A
Medida Provisória nº 764, de 26/12/2016, dispondo sobre a diferenciação
de preço de bens e serviços oferecidos ao público, em função do prazo
ou instrumento de pagamento utilizado (dinheiro, cheque ou cartão de
crédito), pretende legitimar uma prática abusiva em detrimento do
consumidor, repudiada de há muito pela doutrina consumerista por
afrontar o art. 39, incisos V e X da Lei n 8.078/1990 (Código de Defesa
do Consumidor – CDC). Mais: subverte e desconstrói toda a jurisprudência
consolidada dos tribunais.
Em
verdade, a despeito do pressuposto de eventual desconto na compra à
vista, esta quando realizada por meio de cartão de crédito continuará
sendo da mesma modalidade de venda, porquanto esse segundo meio de
pagamento (venda pro soluto) também enseja a quitação do preço, com a
imediata extinção da obrigação do consumidor adquirente perante o
vendedor.
Em
menos palavras, inicia-se uma subsequente relação jurídica autônoma
entre a administradora do cartão - tornada responsável pela compra - e o
fornecedor do bem ou serviço, no efeito do ulterior repasse do valor do
negócio. Tem sido comum, aliás, nos contratos do tipo (comerciante vs.
administradora) a inserção de cláusula vedando a prática de preços
diferenciados (STJ - Resp. nº 817015-DF, DJ 21/10/2008).
Explique-se
logo: quando lojista ou fornecedor se disponha a aceitar cartão de
crédito como meio de pagamento, a sua utilização não poderá sofrer
nenhum acréscimo de custos, por conferir maior onerosidade na venda, com
vantagem indevida e excessiva ao vendedor e constituir infração à ordem
econômica (Lei nº 12.529/2011, artigo 36, parágrafo 3º, letra “d”, inciso X).
Diante
da legislação consumerista de 1990, editou-se, inclusive, a Portaria n
118/1994 do Ministério da Fazenda, dispondo tratar-se a compra com
cartão de crédito como pagamento à vista e desde então, os tribunais
reprimem a diferenciação de preço, havida como “prática abusiva no mercado de consumo, a qual é nociva ao equilíbrio contratual”

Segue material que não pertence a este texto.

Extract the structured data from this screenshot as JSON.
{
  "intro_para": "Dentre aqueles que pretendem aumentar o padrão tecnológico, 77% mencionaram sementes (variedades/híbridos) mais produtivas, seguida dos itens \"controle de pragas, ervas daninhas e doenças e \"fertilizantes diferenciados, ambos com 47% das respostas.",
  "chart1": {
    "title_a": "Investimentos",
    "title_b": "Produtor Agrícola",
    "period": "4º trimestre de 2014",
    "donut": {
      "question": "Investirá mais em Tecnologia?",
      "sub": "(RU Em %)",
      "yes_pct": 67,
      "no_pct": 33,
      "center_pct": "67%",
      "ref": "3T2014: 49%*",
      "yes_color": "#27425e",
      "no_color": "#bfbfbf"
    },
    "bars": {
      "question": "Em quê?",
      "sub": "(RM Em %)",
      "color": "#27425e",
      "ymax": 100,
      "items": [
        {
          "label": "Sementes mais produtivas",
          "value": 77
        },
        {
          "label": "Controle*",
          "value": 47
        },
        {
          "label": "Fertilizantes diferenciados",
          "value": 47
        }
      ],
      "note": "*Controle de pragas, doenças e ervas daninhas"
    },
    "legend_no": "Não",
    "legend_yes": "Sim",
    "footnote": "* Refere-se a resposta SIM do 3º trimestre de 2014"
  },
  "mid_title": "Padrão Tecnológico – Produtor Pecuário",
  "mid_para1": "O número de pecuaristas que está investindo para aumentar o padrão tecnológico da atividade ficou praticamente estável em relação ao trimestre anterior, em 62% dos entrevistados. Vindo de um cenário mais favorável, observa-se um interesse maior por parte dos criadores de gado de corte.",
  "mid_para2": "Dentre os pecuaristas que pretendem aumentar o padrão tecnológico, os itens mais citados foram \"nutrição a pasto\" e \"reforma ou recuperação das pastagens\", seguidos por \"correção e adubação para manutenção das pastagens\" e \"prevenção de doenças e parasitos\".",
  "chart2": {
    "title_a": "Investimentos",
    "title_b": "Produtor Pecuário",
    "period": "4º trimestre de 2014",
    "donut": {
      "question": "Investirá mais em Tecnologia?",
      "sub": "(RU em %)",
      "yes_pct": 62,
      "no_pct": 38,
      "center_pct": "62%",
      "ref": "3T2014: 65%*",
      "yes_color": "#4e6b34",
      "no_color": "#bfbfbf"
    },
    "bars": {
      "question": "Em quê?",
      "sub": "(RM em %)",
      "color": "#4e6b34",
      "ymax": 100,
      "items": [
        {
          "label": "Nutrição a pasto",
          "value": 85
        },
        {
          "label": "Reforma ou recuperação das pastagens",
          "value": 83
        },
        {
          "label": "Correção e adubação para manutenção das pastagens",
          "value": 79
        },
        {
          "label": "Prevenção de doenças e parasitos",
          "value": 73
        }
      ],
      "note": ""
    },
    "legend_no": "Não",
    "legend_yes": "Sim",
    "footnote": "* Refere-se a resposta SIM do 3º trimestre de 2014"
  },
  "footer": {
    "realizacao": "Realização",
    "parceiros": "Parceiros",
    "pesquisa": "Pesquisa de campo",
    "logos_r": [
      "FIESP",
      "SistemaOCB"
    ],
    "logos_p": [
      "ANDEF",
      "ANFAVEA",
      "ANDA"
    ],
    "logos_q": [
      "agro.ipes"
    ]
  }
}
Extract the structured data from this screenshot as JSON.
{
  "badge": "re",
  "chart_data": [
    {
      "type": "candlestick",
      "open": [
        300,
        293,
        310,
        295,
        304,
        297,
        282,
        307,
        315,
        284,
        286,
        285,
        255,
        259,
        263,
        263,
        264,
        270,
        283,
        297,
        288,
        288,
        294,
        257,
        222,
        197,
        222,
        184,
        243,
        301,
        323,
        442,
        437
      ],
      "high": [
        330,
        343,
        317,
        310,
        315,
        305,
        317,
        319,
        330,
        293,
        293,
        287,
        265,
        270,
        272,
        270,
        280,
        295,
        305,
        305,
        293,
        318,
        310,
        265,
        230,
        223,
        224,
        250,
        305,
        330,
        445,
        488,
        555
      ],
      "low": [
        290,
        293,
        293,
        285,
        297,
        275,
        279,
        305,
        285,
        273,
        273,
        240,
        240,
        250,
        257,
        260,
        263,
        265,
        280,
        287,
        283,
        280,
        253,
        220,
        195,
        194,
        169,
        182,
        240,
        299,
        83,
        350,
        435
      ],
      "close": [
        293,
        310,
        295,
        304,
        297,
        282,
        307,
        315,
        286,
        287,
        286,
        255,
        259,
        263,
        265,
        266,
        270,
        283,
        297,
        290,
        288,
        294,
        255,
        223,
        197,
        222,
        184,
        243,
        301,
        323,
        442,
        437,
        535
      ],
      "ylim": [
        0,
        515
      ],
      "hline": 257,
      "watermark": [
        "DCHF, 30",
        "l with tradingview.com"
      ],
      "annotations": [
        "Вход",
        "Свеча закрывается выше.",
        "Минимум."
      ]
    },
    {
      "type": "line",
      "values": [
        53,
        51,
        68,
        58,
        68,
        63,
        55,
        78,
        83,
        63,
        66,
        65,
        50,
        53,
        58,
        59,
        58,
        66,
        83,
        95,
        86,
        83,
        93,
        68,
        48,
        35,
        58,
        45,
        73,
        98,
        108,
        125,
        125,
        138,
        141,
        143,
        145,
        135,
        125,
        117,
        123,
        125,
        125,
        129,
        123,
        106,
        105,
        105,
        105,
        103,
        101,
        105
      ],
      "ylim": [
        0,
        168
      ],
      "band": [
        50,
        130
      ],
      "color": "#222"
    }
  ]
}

(STJ – 4ª Turma, Resp. nº 1479039-MG, Relator Ministro Humberto
Martins, DJe. 16/10/2015). A propósito, o STJ tem mantido a validade dos
autos de infração lavrados em ordem a proteger o direito do consumidor,
a exemplo do julgado mais recente (STJ – 1º Turma, 1ª Resp. nº
1.610.813-ES, Rel. Min. Napoleão Nunes Maia Filho. DJe. 26/08/2016).
Cumpre
sejam anotadas as primeiras reflexões. O jurista Flávio Tartuce
questiona, de imediato: (i) a realidade de mercado provocará aumento de
preço pelo uso do cartão de crédito e não necessariamente a sua redução
pelo pagamento em dinheiro; (ii) padece de sentido jurídico o parágrafo
único do artigo 1º da MP ao dispor sobre a nulidade absoluta da cláusula
contratual que proíba ou restrinja a diferenciação dos preços, quando, a
todo rigor, cláusula abusiva seria exatamente, a contrário, a previsão
da diferenciação, convocando-se o art. 51 do CDC; e (iii) a igualdade
entre os consumidores, um dos seus direitos básicos (art. 6, inciso II,
CDC), é atingida pela MP.
Ora.
A disponibilização de cartões de crédito muito interessa à atividade
econômica (a tanto que são cerca de 650 milhões no país), mas os seus
custos de uso, que em nada referem ao preço de venda do produto, não
devem ser transferidos ao consumidor, vulnerável uma vez mais.